Objectivity is essential to avoiding the allure of gossip. I know that ‘objectivity’ sounds stuffy, remote and the exclusive concern of high-minded scientists and (some) journalists, but this is a myth. Objectivity applies to all of us. It’s an obligation we owe to ourselves in order to remain mentally fit and grounded in reality.

I remember, years ago, reading an article about some celebrity in one of the most notorious supermarket tabloids of the day, The National Enquirer. (I was trapped in a long checkout line—honest!) I put the magazine down, feeling a little bemused about what I read, and then forgot about it—until something involving that celebrity came up later in conversation. I found myself thinking, ‘Where did I read this? Was it true, or was it just some tabloid?’ This concerned me, not because of some misguided loyalty to the celebrity, but out of loyalty to my own mind to only know the truth. Because any connection to reality in a tabloid article is, most often, purely coincidental, I resolved, right then and there, not to read any more tabloids. (Using the express checkout helps.) I also do my best to steer clear of gossip about people and things about which I’ll never know the full truth.

As a professional psychotherapist, I have learned that people with high self-esteem feel little need to gossip. Those who hold themselves in high regard are concerned with advancing their own lives and their own interests, not wasting time indulging in half-truths about people they’ll never meet or know.

I don’t mean to imply that it’s always wrong to learn about what other people do or think, as in reading or watching credible biographies or objective reporting about things that happen in the world.
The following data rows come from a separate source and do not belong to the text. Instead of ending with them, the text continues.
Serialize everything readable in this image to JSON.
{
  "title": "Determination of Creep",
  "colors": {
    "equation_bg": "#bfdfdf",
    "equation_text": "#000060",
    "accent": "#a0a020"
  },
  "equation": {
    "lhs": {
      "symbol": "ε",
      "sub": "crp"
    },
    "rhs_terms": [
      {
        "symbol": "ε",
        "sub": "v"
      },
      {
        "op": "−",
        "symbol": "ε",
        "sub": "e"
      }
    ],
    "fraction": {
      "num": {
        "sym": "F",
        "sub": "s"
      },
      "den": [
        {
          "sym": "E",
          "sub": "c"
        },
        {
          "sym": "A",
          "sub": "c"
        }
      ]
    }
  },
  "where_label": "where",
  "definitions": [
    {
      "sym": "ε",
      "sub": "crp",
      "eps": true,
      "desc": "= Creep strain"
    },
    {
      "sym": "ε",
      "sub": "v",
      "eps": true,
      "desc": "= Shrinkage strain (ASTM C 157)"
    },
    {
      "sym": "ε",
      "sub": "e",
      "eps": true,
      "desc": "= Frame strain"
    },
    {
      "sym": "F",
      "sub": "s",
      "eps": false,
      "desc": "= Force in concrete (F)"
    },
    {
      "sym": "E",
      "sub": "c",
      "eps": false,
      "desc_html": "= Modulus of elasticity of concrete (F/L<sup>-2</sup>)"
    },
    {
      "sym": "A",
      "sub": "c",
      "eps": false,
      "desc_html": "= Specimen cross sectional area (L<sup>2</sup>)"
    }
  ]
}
We all need to understand the truth about what’s going on around us to be informed, educated and to develop into thinking people.
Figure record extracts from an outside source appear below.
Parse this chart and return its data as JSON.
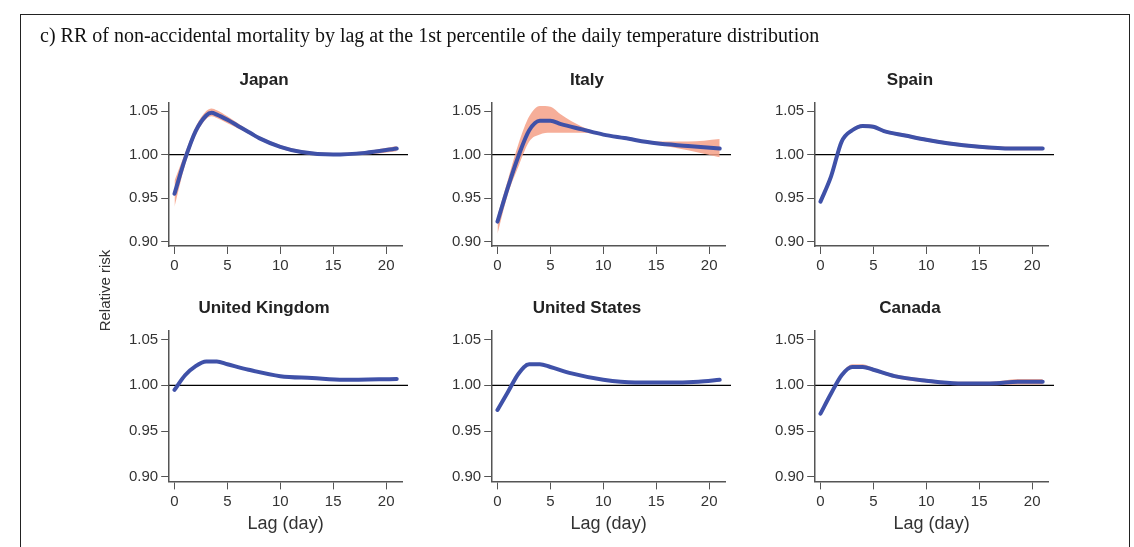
{
  "chart_data": [
    {
      "type": "line",
      "title": "Japan",
      "ylabel": "Relative risk",
      "annotations": [
        "c) RR of non-accidental mortality by lag at the 1st percentile of the daily temperature distribution"
      ],
      "x": [
        0,
        1,
        2,
        3,
        3.5,
        4,
        5,
        6,
        7,
        8,
        10,
        12,
        15,
        18,
        21
      ],
      "series": [
        {
          "color": "#3f51a8",
          "values": [
            0.955,
            0.995,
            1.027,
            1.045,
            1.048,
            1.046,
            1.04,
            1.033,
            1.026,
            1.019,
            1.009,
            1.003,
            1.0,
            1.002,
            1.007
          ],
          "lower": [
            0.94,
            0.988,
            1.022,
            1.041,
            1.044,
            1.042,
            1.036,
            1.03,
            1.024,
            1.017,
            1.007,
            1.001,
            0.999,
            1.0,
            1.004
          ],
          "upper": [
            0.97,
            1.002,
            1.032,
            1.05,
            1.053,
            1.051,
            1.044,
            1.036,
            1.028,
            1.021,
            1.011,
            1.005,
            1.002,
            1.004,
            1.01
          ]
        }
      ],
      "xlim": [
        -0.5,
        21.5
      ],
      "xticks": [
        0,
        5,
        10,
        15,
        20
      ],
      "ylim": [
        0.895,
        1.06
      ],
      "yticks": [
        {
          "value": 0.9,
          "label": "0.90"
        },
        {
          "value": 0.95,
          "label": "0.95"
        },
        {
          "value": 1,
          "label": "1.00"
        },
        {
          "value": 1.05,
          "label": "1.05"
        }
      ],
      "ref_lines": [
        {
          "axis": "y",
          "value": 1
        }
      ],
      "marker": "none",
      "line_style": "solid",
      "legend": false,
      "grid": false
    },
    {
      "type": "line",
      "title": "Italy",
      "x": [
        0,
        1,
        2,
        3,
        4,
        5,
        6,
        8,
        10,
        12,
        15,
        18,
        21
      ],
      "series": [
        {
          "color": "#3f51a8",
          "values": [
            0.923,
            0.963,
            0.999,
            1.028,
            1.039,
            1.039,
            1.035,
            1.029,
            1.023,
            1.019,
            1.013,
            1.01,
            1.007
          ],
          "lower": [
            0.909,
            0.955,
            0.987,
            1.015,
            1.023,
            1.025,
            1.025,
            1.025,
            1.022,
            1.018,
            1.012,
            1.005,
            0.997
          ],
          "upper": [
            0.93,
            0.972,
            1.013,
            1.044,
            1.056,
            1.055,
            1.046,
            1.032,
            1.024,
            1.019,
            1.015,
            1.015,
            1.018
          ]
        }
      ],
      "xlim": [
        -0.5,
        21.5
      ],
      "xticks": [
        0,
        5,
        10,
        15,
        20
      ],
      "ylim": [
        0.895,
        1.06
      ],
      "yticks": [
        {
          "value": 0.9,
          "label": "0.90"
        },
        {
          "value": 0.95,
          "label": "0.95"
        },
        {
          "value": 1,
          "label": "1.00"
        },
        {
          "value": 1.05,
          "label": "1.05"
        }
      ],
      "ref_lines": [
        {
          "axis": "y",
          "value": 1
        }
      ],
      "marker": "none",
      "line_style": "solid",
      "legend": false,
      "grid": false
    },
    {
      "type": "line",
      "title": "Spain",
      "x": [
        0,
        1,
        2,
        3,
        4,
        5,
        6,
        8,
        10,
        12,
        15,
        18,
        21
      ],
      "series": [
        {
          "color": "#3f51a8",
          "values": [
            0.946,
            0.975,
            1.015,
            1.028,
            1.033,
            1.032,
            1.027,
            1.022,
            1.017,
            1.013,
            1.009,
            1.007,
            1.007
          ],
          "lower": [
            0.944,
            0.973,
            1.013,
            1.026,
            1.031,
            1.03,
            1.025,
            1.02,
            1.015,
            1.011,
            1.007,
            1.005,
            1.005
          ],
          "upper": [
            0.948,
            0.977,
            1.017,
            1.03,
            1.035,
            1.034,
            1.029,
            1.024,
            1.019,
            1.015,
            1.011,
            1.009,
            1.009
          ]
        }
      ],
      "xlim": [
        -0.5,
        21.5
      ],
      "xticks": [
        0,
        5,
        10,
        15,
        20
      ],
      "ylim": [
        0.895,
        1.06
      ],
      "yticks": [
        {
          "value": 0.9,
          "label": "0.90"
        },
        {
          "value": 0.95,
          "label": "0.95"
        },
        {
          "value": 1,
          "label": "1.00"
        },
        {
          "value": 1.05,
          "label": "1.05"
        }
      ],
      "ref_lines": [
        {
          "axis": "y",
          "value": 1
        }
      ],
      "marker": "none",
      "line_style": "solid",
      "legend": false,
      "grid": false
    },
    {
      "type": "line",
      "title": "United Kingdom",
      "xlabel": "Lag (day)",
      "x": [
        0,
        1,
        2,
        3,
        4,
        5,
        7,
        10,
        13,
        16,
        21
      ],
      "series": [
        {
          "color": "#3f51a8",
          "values": [
            0.995,
            1.011,
            1.021,
            1.026,
            1.026,
            1.023,
            1.017,
            1.01,
            1.008,
            1.006,
            1.007
          ]
        }
      ],
      "xlim": [
        -0.5,
        21.5
      ],
      "xticks": [
        0,
        5,
        10,
        15,
        20
      ],
      "ylim": [
        0.895,
        1.06
      ],
      "yticks": [
        {
          "value": 0.9,
          "label": "0.90"
        },
        {
          "value": 0.95,
          "label": "0.95"
        },
        {
          "value": 1,
          "label": "1.00"
        },
        {
          "value": 1.05,
          "label": "1.05"
        }
      ],
      "ref_lines": [
        {
          "axis": "y",
          "value": 1
        }
      ],
      "marker": "none",
      "line_style": "solid",
      "legend": false,
      "grid": false
    },
    {
      "type": "line",
      "title": "United States",
      "xlabel": "Lag (day)",
      "x": [
        0,
        1,
        2,
        3,
        4,
        5,
        7,
        10,
        13,
        16,
        19,
        21
      ],
      "series": [
        {
          "color": "#3f51a8",
          "values": [
            0.973,
            0.993,
            1.013,
            1.023,
            1.023,
            1.02,
            1.013,
            1.006,
            1.003,
            1.003,
            1.004,
            1.006
          ]
        }
      ],
      "xlim": [
        -0.5,
        21.5
      ],
      "xticks": [
        0,
        5,
        10,
        15,
        20
      ],
      "ylim": [
        0.895,
        1.06
      ],
      "yticks": [
        {
          "value": 0.9,
          "label": "0.90"
        },
        {
          "value": 0.95,
          "label": "0.95"
        },
        {
          "value": 1,
          "label": "1.00"
        },
        {
          "value": 1.05,
          "label": "1.05"
        }
      ],
      "ref_lines": [
        {
          "axis": "y",
          "value": 1
        }
      ],
      "marker": "none",
      "line_style": "solid",
      "legend": false,
      "grid": false
    },
    {
      "type": "line",
      "title": "Canada",
      "xlabel": "Lag (day)",
      "x": [
        0,
        1,
        2,
        3,
        4,
        5,
        7,
        10,
        13,
        16,
        19,
        21
      ],
      "series": [
        {
          "color": "#3f51a8",
          "values": [
            0.969,
            0.991,
            1.011,
            1.02,
            1.02,
            1.017,
            1.01,
            1.005,
            1.002,
            1.002,
            1.004,
            1.004
          ],
          "lower": [
            0.966,
            0.989,
            1.009,
            1.018,
            1.018,
            1.015,
            1.008,
            1.003,
            1.0,
            1.0,
            1.001,
            1.001
          ],
          "upper": [
            0.972,
            0.993,
            1.013,
            1.023,
            1.023,
            1.019,
            1.012,
            1.007,
            1.004,
            1.004,
            1.007,
            1.007
          ]
        }
      ],
      "xlim": [
        -0.5,
        21.5
      ],
      "xticks": [
        0,
        5,
        10,
        15,
        20
      ],
      "ylim": [
        0.895,
        1.06
      ],
      "yticks": [
        {
          "value": 0.9,
          "label": "0.90"
        },
        {
          "value": 0.95,
          "label": "0.95"
        },
        {
          "value": 1,
          "label": "1.00"
        },
        {
          "value": 1.05,
          "label": "1.05"
        }
      ],
      "ref_lines": [
        {
          "axis": "y",
          "value": 1
        }
      ],
      "marker": "none",
      "line_style": "solid",
      "legend": false,
      "grid": false
    }
  ]
}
But if, in Dr. Nicholson’s words, humanity is a ‘beehive of communication,’ then gossip is the equivalent of getting stung. It doesn’t concern itself with truth, it has the potential to hurt, and is motivated by a need to feel superior. Superior to what? Though the person who gossips probably isn’t conscious of it, I can tell you from my own observations that the motive is simply to feel superior for its own sake. Sadly, it’s a hollow sense of superiority built not upon one’s own accomplishments, but on others’ (perceived or made up) imperfections.
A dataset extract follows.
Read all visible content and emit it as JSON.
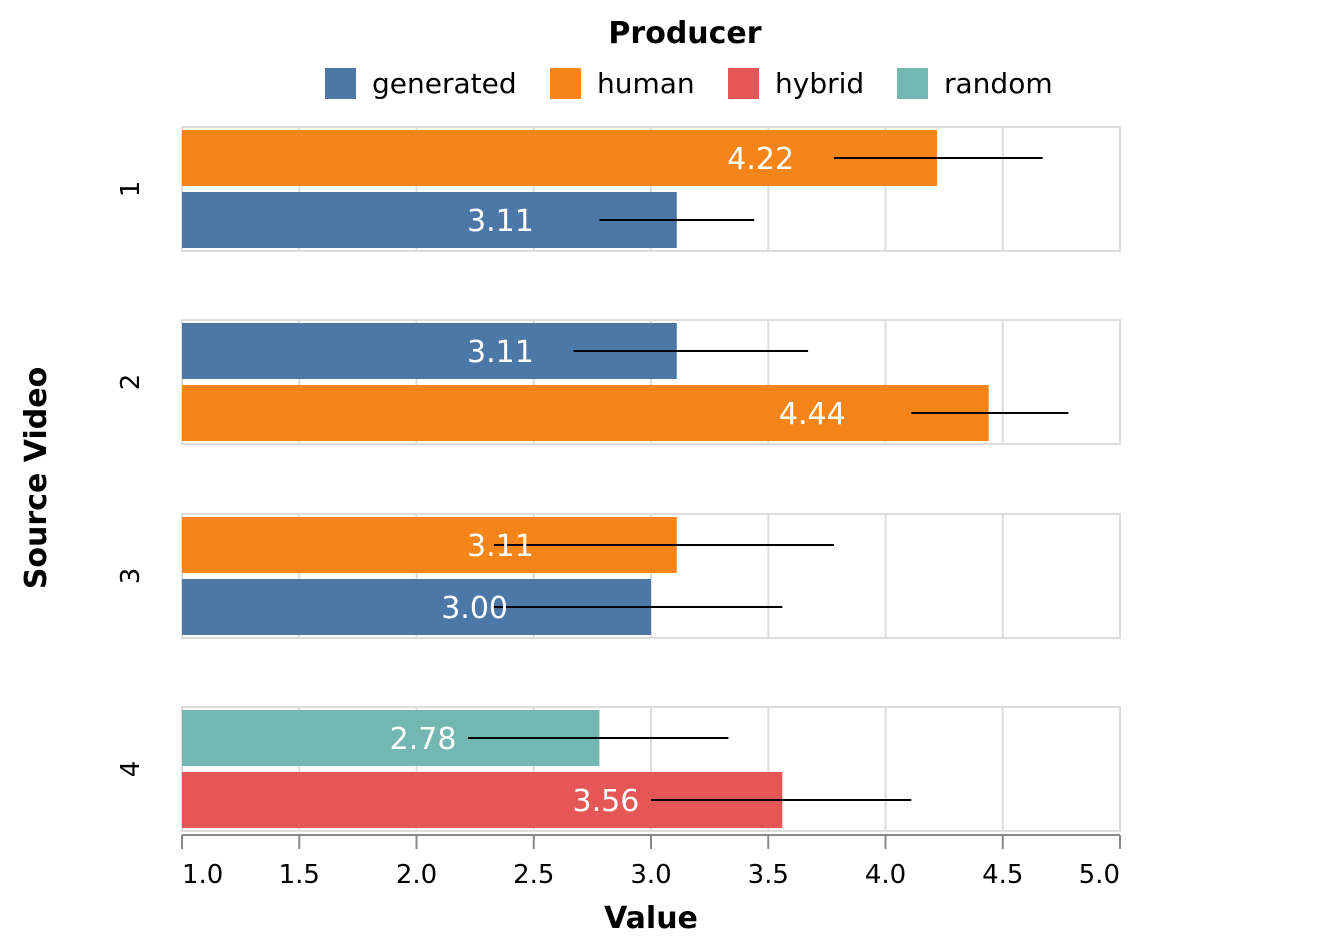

What a waste! People who take their own lives seriously don’t need to retreat into chatter about others with little or no regard for the facts. This is one reason why, when I counsel insecure people who worry about what others might be thinking or saying about them, I usually respond: ‘Don’t worry about them. People who engage in gossip have already revealed something about themselves. And what they reveal proves that you have nothing to fear from their opinion.’